My theory was in the particular plane he was flying the switch which you use to move from one fuel tank to another is usually down and to the left of the pilot- requiring him to lean down, taking his eyes off the horizon, to move the switch. Part of the landing check list is to make sure you are on the fullest tank. So I think he leaned down to do that while doing his landing check list, came back up, saw no horizon, and not having any instrument training, did just what you said- got disoriented, and very often in a case like that, human nature for an inexperienced pilot is to pull back on the yoke, which makes you stall, and when you stall, you always fall off on one wing or another into a spiral.
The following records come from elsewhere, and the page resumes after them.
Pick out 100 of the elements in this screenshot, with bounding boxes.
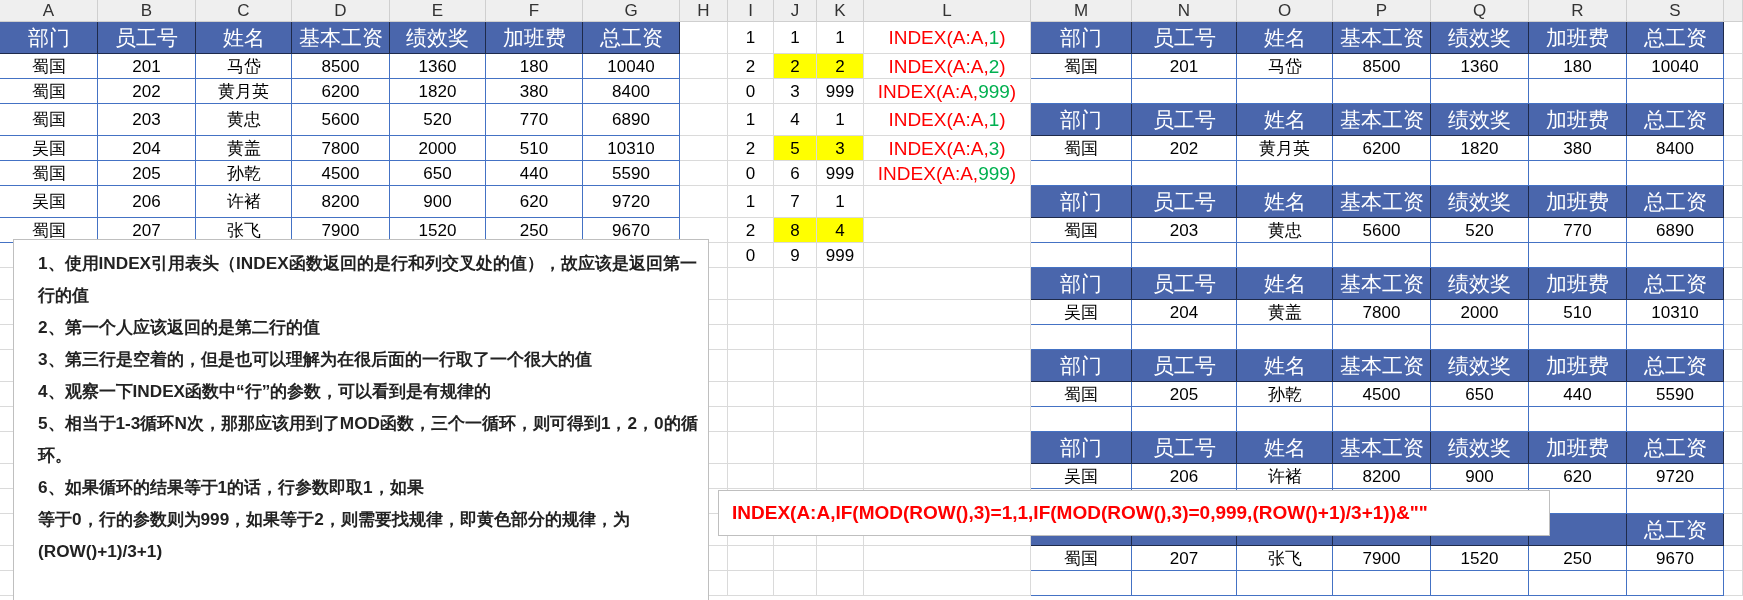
column-header: O bbox=[1237, 0, 1333, 22]
empty-cell bbox=[774, 350, 817, 382]
table-cell: 1820 bbox=[1431, 136, 1529, 161]
empty-cell bbox=[728, 407, 774, 432]
table-cell: 202 bbox=[98, 79, 196, 104]
table-cell: 黄月英 bbox=[196, 79, 292, 104]
table-header-cell: 员工号 bbox=[1132, 22, 1237, 54]
table-cell: 510 bbox=[1529, 300, 1627, 325]
empty-cell bbox=[817, 546, 864, 571]
table-header-cell: 绩效奖 bbox=[390, 22, 486, 54]
column-header: B bbox=[98, 0, 196, 22]
table-cell: 许褚 bbox=[1237, 464, 1333, 489]
empty-cell bbox=[774, 546, 817, 571]
table-cell: 203 bbox=[98, 104, 196, 136]
table-cell: 吴国 bbox=[0, 186, 98, 218]
table-cell: 10310 bbox=[583, 136, 680, 161]
table-cell: 900 bbox=[1431, 464, 1529, 489]
empty-cell bbox=[1724, 186, 1743, 218]
table-header-cell: 员工号 bbox=[1132, 104, 1237, 136]
table-header-cell: 部门 bbox=[1031, 432, 1132, 464]
empty-cell bbox=[1724, 243, 1743, 268]
empty-cell bbox=[1724, 161, 1743, 186]
empty-cell bbox=[1724, 350, 1743, 382]
table-header-cell: 基本工资 bbox=[292, 22, 390, 54]
table-header-cell: 基本工资 bbox=[1333, 186, 1431, 218]
table-cell: 180 bbox=[1529, 54, 1627, 79]
note-text: 1、使用INDEX引用表头（INDEX函数返回的是行和列交叉处的值），故应该是返回第一行的值 bbox=[38, 252, 698, 307]
table-cell: 999 bbox=[817, 79, 864, 104]
table-cell: 张飞 bbox=[1237, 546, 1333, 571]
table-header-cell: 员工号 bbox=[1132, 432, 1237, 464]
table-cell: 1 bbox=[728, 22, 774, 54]
table-cell: 8500 bbox=[292, 54, 390, 79]
empty-cell bbox=[1724, 136, 1743, 161]
table-cell: 6890 bbox=[583, 104, 680, 136]
table-cell: 1520 bbox=[1431, 546, 1529, 571]
table-header-cell: 绩效奖 bbox=[1431, 22, 1529, 54]
empty-cell bbox=[1724, 300, 1743, 325]
empty-cell bbox=[774, 432, 817, 464]
empty-cell bbox=[728, 268, 774, 300]
table-cell: 205 bbox=[98, 161, 196, 186]
table-cell: 3 bbox=[774, 79, 817, 104]
column-header: M bbox=[1031, 0, 1132, 22]
table-cell: 7800 bbox=[1333, 300, 1431, 325]
empty-cell bbox=[817, 382, 864, 407]
table-header-cell: 总工资 bbox=[583, 22, 680, 54]
empty-cell bbox=[1724, 571, 1743, 596]
empty-cell bbox=[817, 432, 864, 464]
column-header: G bbox=[583, 0, 680, 22]
table-cell: 1360 bbox=[1431, 54, 1529, 79]
table-header-cell: 部门 bbox=[1031, 22, 1132, 54]
table-cell: 180 bbox=[486, 54, 583, 79]
table-header-cell: 加班费 bbox=[1529, 186, 1627, 218]
table-header-cell: 员工号 bbox=[1132, 268, 1237, 300]
note-text: 6、如果循环的结果等于1的话，行参数即取1，如果 bbox=[38, 476, 425, 499]
note-text: 3、第三行是空着的，但是也可以理解为在很后面的一行取了一个很大的值 bbox=[38, 348, 593, 371]
table-cell: 马岱 bbox=[1237, 54, 1333, 79]
table-cell: 4500 bbox=[1333, 382, 1431, 407]
table-header-cell: 部门 bbox=[1031, 268, 1132, 300]
table-cell: 620 bbox=[486, 186, 583, 218]
column-header: N bbox=[1132, 0, 1237, 22]
table-cell: 770 bbox=[486, 104, 583, 136]
empty-cell bbox=[1724, 407, 1743, 432]
table-cell: 203 bbox=[1132, 218, 1237, 243]
table-cell: 蜀国 bbox=[0, 79, 98, 104]
table-header-cell: 部门 bbox=[0, 22, 98, 54]
table-cell: 许褚 bbox=[196, 186, 292, 218]
table-cell: 440 bbox=[486, 161, 583, 186]
empty-cell bbox=[728, 571, 774, 596]
empty-cell bbox=[728, 350, 774, 382]
table-cell: 4500 bbox=[292, 161, 390, 186]
table-header-cell: 员工号 bbox=[1132, 186, 1237, 218]
column-header: S bbox=[1627, 0, 1724, 22]
table-cell: 2 bbox=[774, 54, 817, 79]
empty-cell bbox=[774, 571, 817, 596]
table-header-cell: 姓名 bbox=[1237, 350, 1333, 382]
table-cell: 1 bbox=[728, 186, 774, 218]
column-header: K bbox=[817, 0, 864, 22]
table-header-cell: 基本工资 bbox=[1333, 268, 1431, 300]
empty-cell bbox=[728, 464, 774, 489]
column-header: H bbox=[680, 0, 728, 22]
empty-cell bbox=[1724, 54, 1743, 79]
empty-cell bbox=[680, 79, 728, 104]
empty-cell bbox=[728, 382, 774, 407]
empty-cell bbox=[728, 300, 774, 325]
table-header-cell: 员工号 bbox=[1132, 350, 1237, 382]
table-cell: 0 bbox=[728, 161, 774, 186]
empty-cell bbox=[1724, 464, 1743, 489]
empty-cell bbox=[680, 186, 728, 218]
table-cell: 蜀国 bbox=[0, 104, 98, 136]
table-cell: 1 bbox=[728, 104, 774, 136]
column-header: J bbox=[774, 0, 817, 22]
table-header-cell: 加班费 bbox=[486, 22, 583, 54]
table-header-cell: 加班费 bbox=[1529, 22, 1627, 54]
table-cell: 5600 bbox=[1333, 218, 1431, 243]
column-header: P bbox=[1333, 0, 1431, 22]
table-cell: 201 bbox=[1132, 54, 1237, 79]
note-text: 5、相当于1-3循环N次，那那应该用到了MOD函数，三个一循环，则可得到1，2，0的循环。 bbox=[38, 412, 699, 467]
table-cell: 黄盖 bbox=[1237, 300, 1333, 325]
table-cell: 吴国 bbox=[0, 136, 98, 161]
column-header: F bbox=[486, 0, 583, 22]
We used to practice doing stuff like that in the back seat of a 2 seater with a bag over the canopy so we could not see out. The instructor would put the plane in some unusual attitude, maybe just prior to stalling, and then give control of the plane back to us. We had to look at the instruments only, determine where we were, and what the plane was doing, and return to level flight. With the right training it's a piece of cake. If you've never done it. GONZO.

Tough for all.


----------



## TOM WEBER (Aug 14, 2005)

Was discussing this with a buddy that just retired from Continental. He reminded me of the Lone Star air museum air show a few years back. A F18 flew over slowly south to north and did a hard right just at or past the causeway and dropped below sight...then we heard an enormous jet roar ( afterburners) and then we saw him climbing out. I was told he stalled when he rolled over 90 degrees to turn and lit burners to get out. I remember losing sight of him wondering what was happening...looked like he was sliding down in his bank. Makes sense now._ guess it can happen to the best pilots. TW_


----------